Berlusconi cerca il chiarimento con il Quirinale e lancia l’ultimatum a Fini

Silvio Berlusconi

Da un lato invia Gianni Letta al Quirinale per cercare una mediazione, ma anche un chiarimento, con il capo dello Stato sul ddl intercettazioni; dall’altra manda un secco ultimatum a Gianfranco Fini, intimandogli di rientrare nei ranghi pena la separazione. Silvio Berlusconi mostra i muscoli, annunciando di non aver trovato una ”situazione tranquilla al suo rientro in Italia ma che ”da lunedi’ prendera’ la situazione in mano” rassicurando i suoi elettori con un meneghino ‘ghe pensi mi”.

Sul primo fronte il premier intende andare a vedere quello che un dirigente del Pdl definisce il ”gioco” dell’inquilino del Colle. Una missione affidata al solito ambasciatore, Letta. Il compito affidato al sottosegretario e’ quello di verificare quali siano esattamente quei ”punti critici” cui ha fatto cenno il presidente della Repubblica. Ma non solo: il Pdl vuole un chiarimento, trovare un modus vivendi e operandi con il Quirinale.

Perche’ quel rimprovero mosso da Niccolo’ Ghedini dalle pagine del Corriere della Sera (”C’e’ un Parlamento: spetta a quest’ultimo decidere”; e ancora: ”La valutazione del capo dello Stato non e’ su problemi di natura tecnica.
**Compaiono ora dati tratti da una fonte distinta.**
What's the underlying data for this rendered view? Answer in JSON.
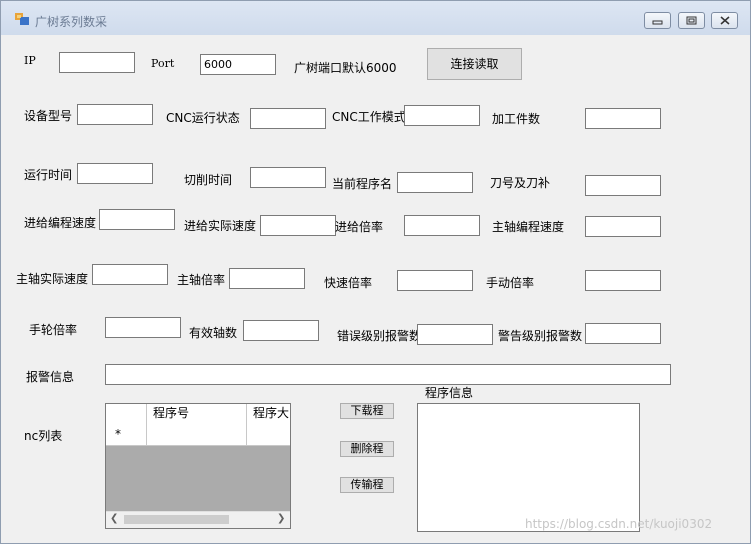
{
  "window": {
    "title": "广树系列数采"
  },
  "labels": {
    "ip": "IP",
    "port": "Port",
    "port_hint": "广树端口默认6000",
    "device_model": "设备型号",
    "cnc_state": "CNC运行状态",
    "cnc_mode": "CNC工作模式",
    "part_count": "加工件数",
    "run_time": "运行时间",
    "cut_time": "切削时间",
    "program_name": "当前程序名",
    "tool_offset": "刀号及刀补",
    "feed_prog_speed": "进给编程速度",
    "feed_actual_speed": "进给实际速度",
    "feed_override": "进给倍率",
    "spindle_prog_speed": "主轴编程速度",
    "spindle_actual_speed": "主轴实际速度",
    "spindle_override": "主轴倍率",
    "rapid_override": "快速倍率",
    "jog_override": "手动倍率",
    "handwheel_override": "手轮倍率",
    "valid_axes": "有效轴数",
    "error_alarm": "错误级别报警数",
    "warning_alarm": "警告级别报警数",
    "alarm_info": "报警信息",
    "nc_list": "nc列表",
    "program_info": "程序信息"
  },
  "inputs": {
    "ip": "",
    "port": "6000"
  },
  "buttons": {
    "connect": "连接读取",
    "download": "下载程",
    "delete": "删除程",
    "transfer": "传输程"
  },
  "grid": {
    "columns": [
      "程序号",
      "程序大"
    ],
    "new_row_marker": "*"
  },
  "watermark": "https://blog.csdn.net/kuoji0302"
}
Altrimenti dovrebbe farsi eleggere. La valutazione e’ sulla costituzionalita’. Le ‘criticita’ tecniche’ esulano dalla sua competenza”), che tanto sdegno ha sollevato nell’opposizione, dal segretario del Pd Pierluigi Bersani all’Idv, esprime quello che molti nel Pdl pensano, ma non dicono: il capo dello Stato e’ uscito dalle sue competenze con una invasione di campo nelle prerogative del Parlamento.

Un’irritazione che sarebbe emersa anche nel corso del vertice a palazzo Grazioli, dove Berlusconi ha riunito i vertici del partito. Eppure, nonostante i toni usati dall’avvocato del Cavaliere, il dialogo con il Colle e’ tutt’altro che chiuso. La linea dettata dal premier resta quella dell’apertura a ”miglioramenti” del testo. Lo stesso Ghedini, privatamente, si sarebbe lamentato delle ricostruzioni sulla consulta giuridica del Pdl secondo le quali il Pdl aveva chiuso a qualsiasi modifica.
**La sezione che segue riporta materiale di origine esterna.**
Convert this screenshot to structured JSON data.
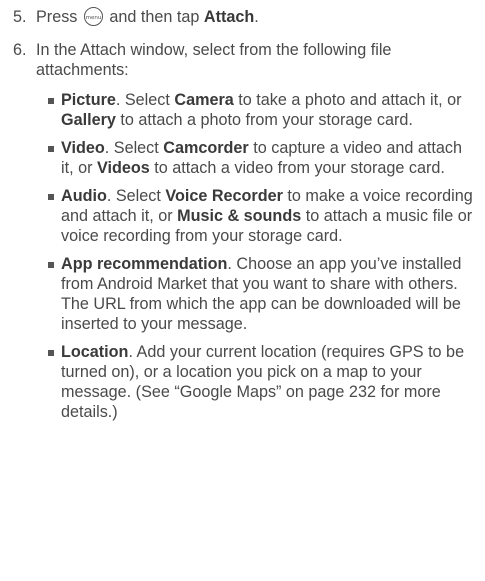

La verità, si assicura nella maggioranza, e’ l’opposto: perche’, come spiega Maurizio Gasparri, ”e’ necessario un approfondimento” sul testo nella speranza che si svelenisca il clima. In fondo, gli fa eco il leghista Marco Reguzzoni, ”l’appello del Capo dello Stato e’ la sintesi piu’ importante a cui dobbiamo attenerci e noi siamo assolutamente aperti al dialogo”. Tutti elementi che danno forza all’ipotesi che sia un corso una trattativa con il Quirinale, proprio con l’obiettivo di capire quali siano i rilievi costituzionali che il Colle potrebbe muovere al ddl e effettuare gli opportuni cambiamenti. La strada, ricordano pero’ nel Pdl, resta stretta anche perche’ cio’ che e’ stato votato da Senato e Camera non puo’ essere toccato. Spettera’ poi al presidente del Consiglio decidere se le modifiche chieste siano accettabili o se snaturino un testo che deve rispettare gli obiettivi prefissati: evitare la pubblicazione degli atti e tutelare la privacy. Ecco perche’ la pausa del fine settimana.
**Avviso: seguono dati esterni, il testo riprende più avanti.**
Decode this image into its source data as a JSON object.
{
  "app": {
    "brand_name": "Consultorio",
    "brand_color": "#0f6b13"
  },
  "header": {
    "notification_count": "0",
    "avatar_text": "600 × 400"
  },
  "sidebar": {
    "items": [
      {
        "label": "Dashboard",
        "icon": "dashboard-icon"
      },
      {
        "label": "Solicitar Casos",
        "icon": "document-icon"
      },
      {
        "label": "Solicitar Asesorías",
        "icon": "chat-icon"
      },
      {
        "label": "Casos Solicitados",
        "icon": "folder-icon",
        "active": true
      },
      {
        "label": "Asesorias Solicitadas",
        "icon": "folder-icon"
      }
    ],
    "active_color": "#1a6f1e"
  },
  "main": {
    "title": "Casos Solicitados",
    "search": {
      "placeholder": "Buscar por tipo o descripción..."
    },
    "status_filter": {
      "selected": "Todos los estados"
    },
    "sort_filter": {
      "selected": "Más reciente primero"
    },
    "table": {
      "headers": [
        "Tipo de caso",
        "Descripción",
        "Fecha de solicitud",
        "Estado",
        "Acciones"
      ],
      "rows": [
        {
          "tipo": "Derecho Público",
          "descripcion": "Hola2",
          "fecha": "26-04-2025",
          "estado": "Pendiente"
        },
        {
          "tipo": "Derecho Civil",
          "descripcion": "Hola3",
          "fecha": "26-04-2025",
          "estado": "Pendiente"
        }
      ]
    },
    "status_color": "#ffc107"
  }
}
Sull’altro fronte caldo nella maggioranza, quello del rapporto con Gianfranco Fini, i toni sono da ‘redde rationem’. Lo dice apertamente Fabrizio Cicchitto: ”Al punto in cui siamo, in un lasso ragionevole di tempo, o si definiscono in modo serio i termini di una convivenza oppure sara’ piu’ ragionevole definire una separazione consensuale”, avverte il capogruppo del Pdl. Per Berlusconi sembra che il tempo delle trattative sia finito. O si scioglie il nodo con l’ex leader di An, sarebbe stato il suo ragionamento nel corso del vertice a palazzo Grazioli, oppure meglio dirsi addio.

Il premier avrebbe usato parole pesanti all’indirizzo di Fini, accusato di tradimento e di atteggiamenti folli. Ma al di la’ delle espressioni colorite, il dato politico e’ che ormai nel Pdl nessuno esclude una rottura. Anche in tempi brevi se e’ vero che un ufficio di presidenza potrebbe essere convocato gia’ la prossima settimana. Del resto, si e’ ragionato a via del Plebiscito, Prodi e’ durato due anni con un solo senatore in piu’.